Unbeknownst to most there is constant influenza monitoring occurring globally. This allows us to estimate the strains most likely to circulate through human populations, develop vaccines targeted for the three most likely strains and simply prepare for annual influenza seasons. Prior to the culmination of candidate vaccine strains is monitoring animal populations where most, if not all influenza strains originate, mutate and become infectious to humans where additional mutations occur and so on. Some strains never make it into humans but many do.
One such influenza strain is being monitored in swine populations, H3N2 and its variant H3N2v has been infecting humans.

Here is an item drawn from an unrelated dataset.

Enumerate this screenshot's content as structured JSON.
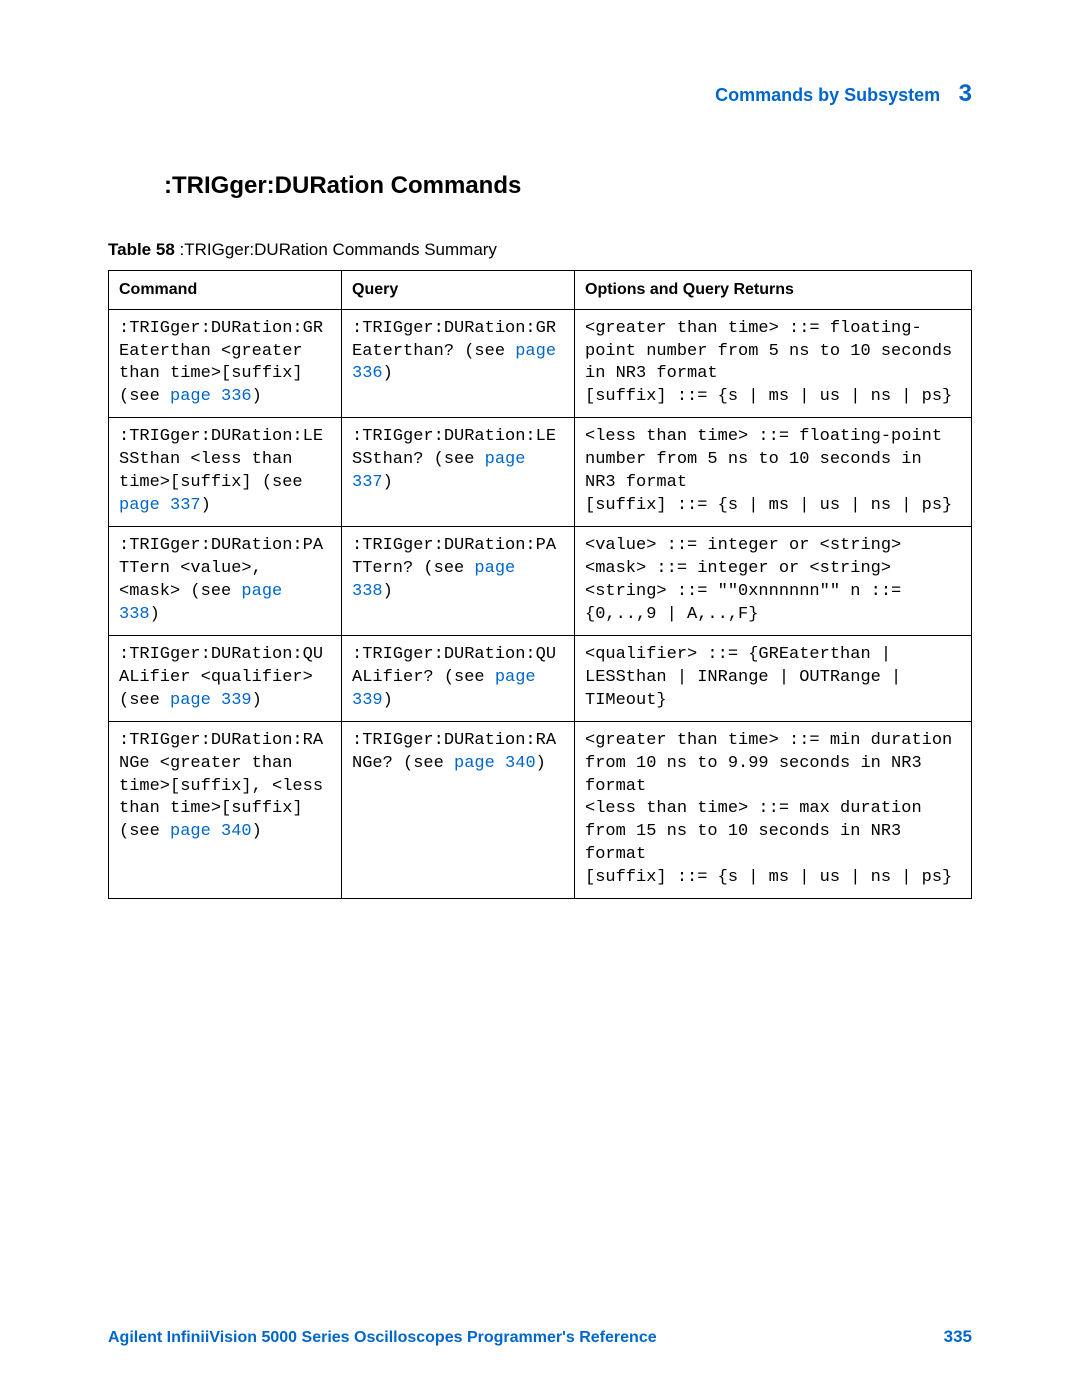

Thus far, human infections have been reported in 8 states since July 2011, Hawaii, Illinois, Ohio, Iowa, Maine, Pennsylvania, Utah and West Virginia. All infected have had probable or definite exposure to infected swine however there have been three cases that were deemed as human to human transmitted. Although human-human transmission appears to be very limited, H3N2v does contain the M or matrix gene from the 2009 H1N1 influenza strain which may confer increased transmissibility to and between humans.
Since 90% and more pigs tested have been found to be infected with H3N2, the CDC is recommending that those who are vulnerable to influenza complications such as infants, young children, pregnant women, elderly and immune-compromised people avoid contact with pigs such as farms and fairs.